Mustafa e il suo papà sono in Italia: dalla foto simbolo al sogno di una vita migliore

Mustafa, il bambino siriano di 5 anni che è nato senza arti a causa del gas inalato dalla madre mentre era incinta, è arrivato in Italia con la sua famiglia.
Lo scopo del viaggio è quello di sottoporsi a cure mediche per l’impianto delle protesi e offrire una possibilità anche al padre del piccolo, Munzir a cui è stata amputata la gamba destra a causa di una bomba.

Una raccolta umanitaria salva Mustafa e suo padre Munzir

Mustafa è sceso dall’aereo con tutta la sua famiglia, il padre Munzir, la madre Zeynep e le due sorelline Nur e Sacide. Ad accoglierlo all’aeroporto di Roma-Fiumicino, Leonardo da Vinci già un trasporto per Siena, dove l’Arcidiocesi senese ha messo a disposizione una casa per la prima tappa del viaggio.
A Siena infatti la famiglia farà la quarantena di dieci giorni imposta dalla normativa a causa della pandemia da Covid-19, ma presto partirà per il Centro Protesi Vigorso di Budrio, in provincia di Bologna, dove padre e figlio riceveranno le cure mediche necessarie agli interventi di protesi.

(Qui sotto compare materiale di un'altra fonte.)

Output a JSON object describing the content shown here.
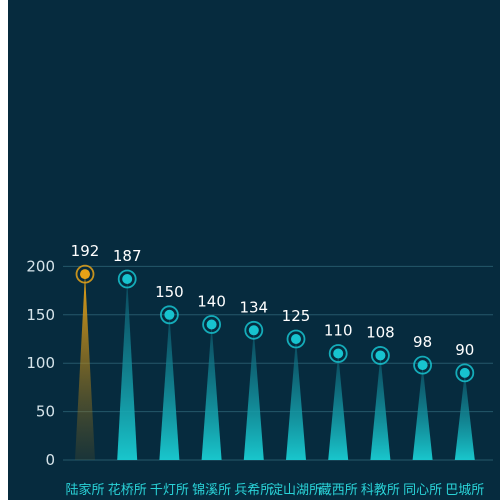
{
  "chart_data": {
    "type": "bar",
    "categories": [
      "陆家所",
      "花桥所",
      "千灯所",
      "锦溪所",
      "兵希所",
      "淀山湖所",
      "藏西所",
      "科教所",
      "同心所",
      "巴城所"
    ],
    "values": [
      192,
      187,
      150,
      140,
      134,
      125,
      110,
      108,
      98,
      90
    ],
    "ylim": [
      0,
      220
    ],
    "yticks": [
      0,
      50,
      100,
      150,
      200
    ],
    "grid": true,
    "colors": {
      "background": "#062b3e",
      "highlight": "#e8a317",
      "bar": "#19c6cc",
      "marker": "#17c3cf",
      "grid": "#25586a"
    }
  }
}
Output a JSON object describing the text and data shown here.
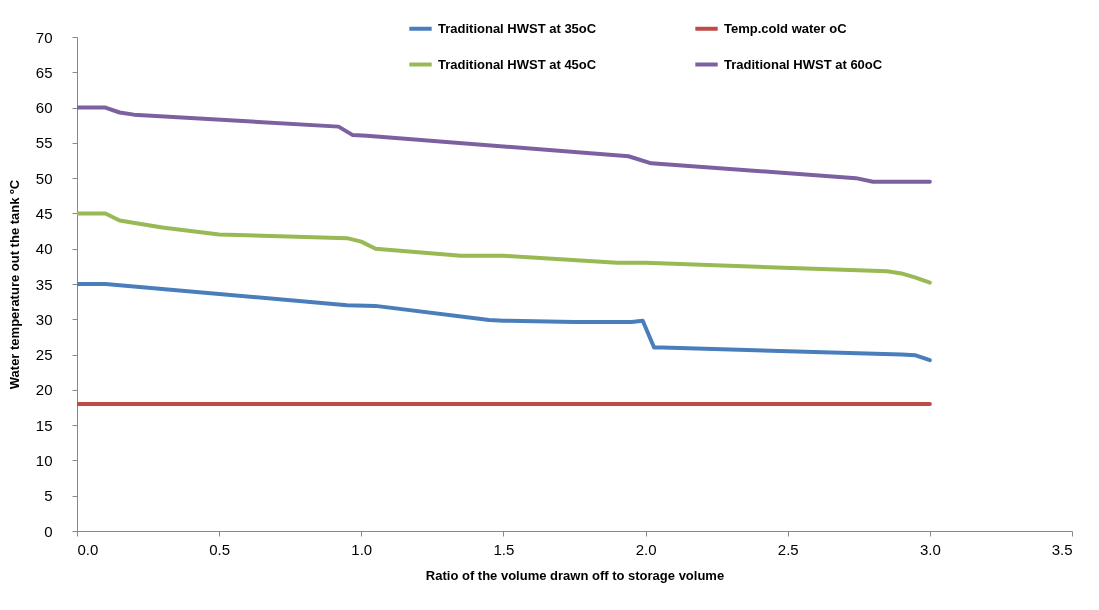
{
  "chart_data": {
    "type": "line",
    "xlabel": "Ratio of the volume drawn off to storage volume",
    "ylabel": "Water temperature out the tank ºC",
    "xlim": [
      0,
      3.5
    ],
    "xticks": [
      {
        "value": 0,
        "label": "0.0"
      },
      0.5,
      {
        "value": 1,
        "label": "1.0"
      },
      1.5,
      {
        "value": 2,
        "label": "2.0"
      },
      2.5,
      {
        "value": 3,
        "label": "3.0"
      },
      3.5
    ],
    "ylim": [
      0,
      70
    ],
    "yticks": [
      0,
      5,
      10,
      15,
      20,
      25,
      30,
      35,
      40,
      45,
      50,
      55,
      60,
      65,
      70
    ],
    "grid": false,
    "legend": "top",
    "line_style": "solid",
    "marker": "none",
    "series": [
      {
        "name": "Traditional HWST at 35oC",
        "color": "#4a7ebb",
        "x": [
          0,
          0.1,
          0.95,
          1.05,
          1.45,
          1.5,
          1.75,
          1.95,
          1.99,
          2.03,
          2.06,
          2.9,
          2.95,
          3.0
        ],
        "values": [
          35,
          35,
          32,
          31.9,
          29.9,
          29.8,
          29.6,
          29.6,
          29.8,
          26,
          26,
          25,
          24.9,
          24.2
        ]
      },
      {
        "name": "Temp.cold water oC",
        "color": "#be4b48",
        "x": [
          0,
          3.0
        ],
        "values": [
          18,
          18
        ]
      },
      {
        "name": "Traditional HWST at 45oC",
        "color": "#98b954",
        "x": [
          0,
          0.1,
          0.15,
          0.3,
          0.5,
          0.95,
          1.0,
          1.05,
          1.35,
          1.5,
          1.9,
          2.0,
          2.85,
          2.9,
          2.95,
          3.0
        ],
        "values": [
          45,
          45,
          44,
          43,
          42,
          41.5,
          41,
          40,
          39,
          39,
          38,
          38,
          36.8,
          36.5,
          35.9,
          35.2
        ]
      },
      {
        "name": "Traditional HWST at 60oC",
        "color": "#7d60a0",
        "x": [
          0,
          0.1,
          0.15,
          0.2,
          0.92,
          0.97,
          1.02,
          1.94,
          2.02,
          2.74,
          2.8,
          3.0
        ],
        "values": [
          60,
          60,
          59.3,
          59,
          57.3,
          56.1,
          56,
          53.1,
          52.1,
          50,
          49.5,
          49.5
        ]
      }
    ]
  }
}
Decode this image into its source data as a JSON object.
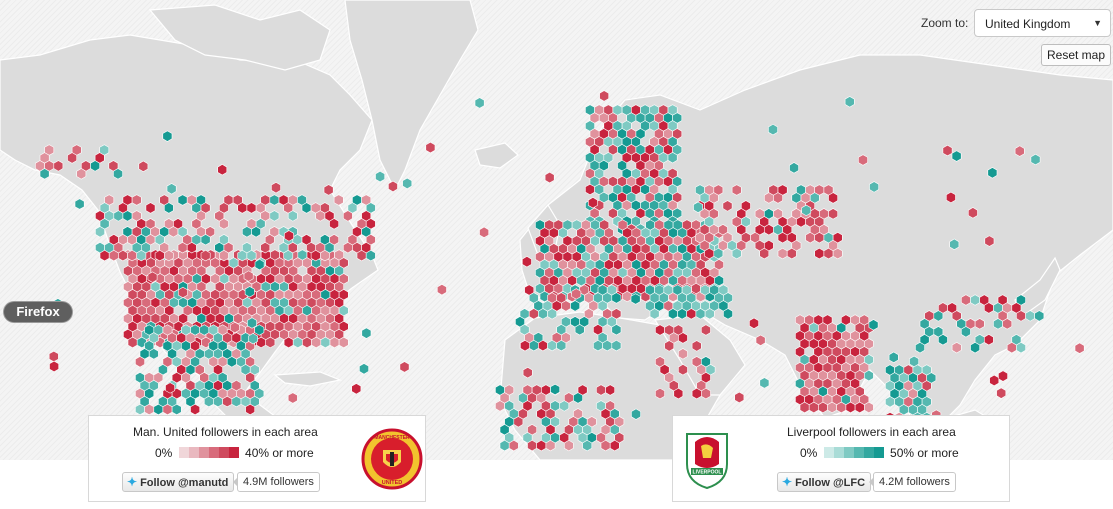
{
  "controls": {
    "zoom_label": "Zoom to:",
    "zoom_value": "United Kingdom",
    "reset_label": "Reset map"
  },
  "firefox_tag": "Firefox",
  "legend_mu": {
    "title": "Man. United followers in each area",
    "min_label": "0%",
    "max_label": "40% or more",
    "ramp_colors": [
      "#f0d6d9",
      "#e9b8bf",
      "#e0929d",
      "#d86b7b",
      "#cf4a5e",
      "#c8243e"
    ],
    "follow_label": "Follow @manutd",
    "follower_count": "4.9M followers",
    "crest_text_top": "MANCHESTER",
    "crest_text_bottom": "UNITED"
  },
  "legend_lfc": {
    "title": "Liverpool followers in each area",
    "min_label": "0%",
    "max_label": "50% or more",
    "ramp_colors": [
      "#cdeae7",
      "#a9dcd7",
      "#7fcac3",
      "#55b8b0",
      "#33a8a0",
      "#159a92"
    ],
    "follow_label": "Follow @LFC",
    "follower_count": "4.2M followers",
    "crest_text": "LIVERPOOL"
  },
  "colors": {
    "manutd_red": "#d6455c",
    "liverpool_teal": "#3aaea5",
    "land": "#dcdcdc"
  }
}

Una gara di solidarietà infatti ha consentito in poco tempo di raccogliere attraverso la piattaforma Gofundme, 100mila euro per regalare a Mustafa e Munzir una vita più autonoma. Il bambino e suo padre sono protagonisti della fotografia scattata dal turco Mehmet Aslanche che è diventata immagine simbolo del dramma del popolo siriano, dilaniato dalla guerra. La foto in cui il padre sorregge tra le braccia il piccolo, ha vinto il premio ‘Hardship of Life’ e ha acceso i riflettori sulle condizioni della popolazione locale e in particolare dei bambini.

L’impegno politico per una vita nuova

Munzir e Mustafa hanno lasciato la casa in affitto in Turchia in cui vivevano da tre anni e sono arrivati in Italia con la speranza di lasciarsi alle spalle la guerra e ricominciare a sperare. Tutta la famiglia ha ottenuto un visto umanitario per giungere in Italia e la pratica è stata seguita dall’Alto commissariato delle Nazioni Unite per i rifugiati.
Un processo lungo che ha visto la partecipazione attiva della Farnesina e del Ministero dell’Interno per un’autentica missione di pace.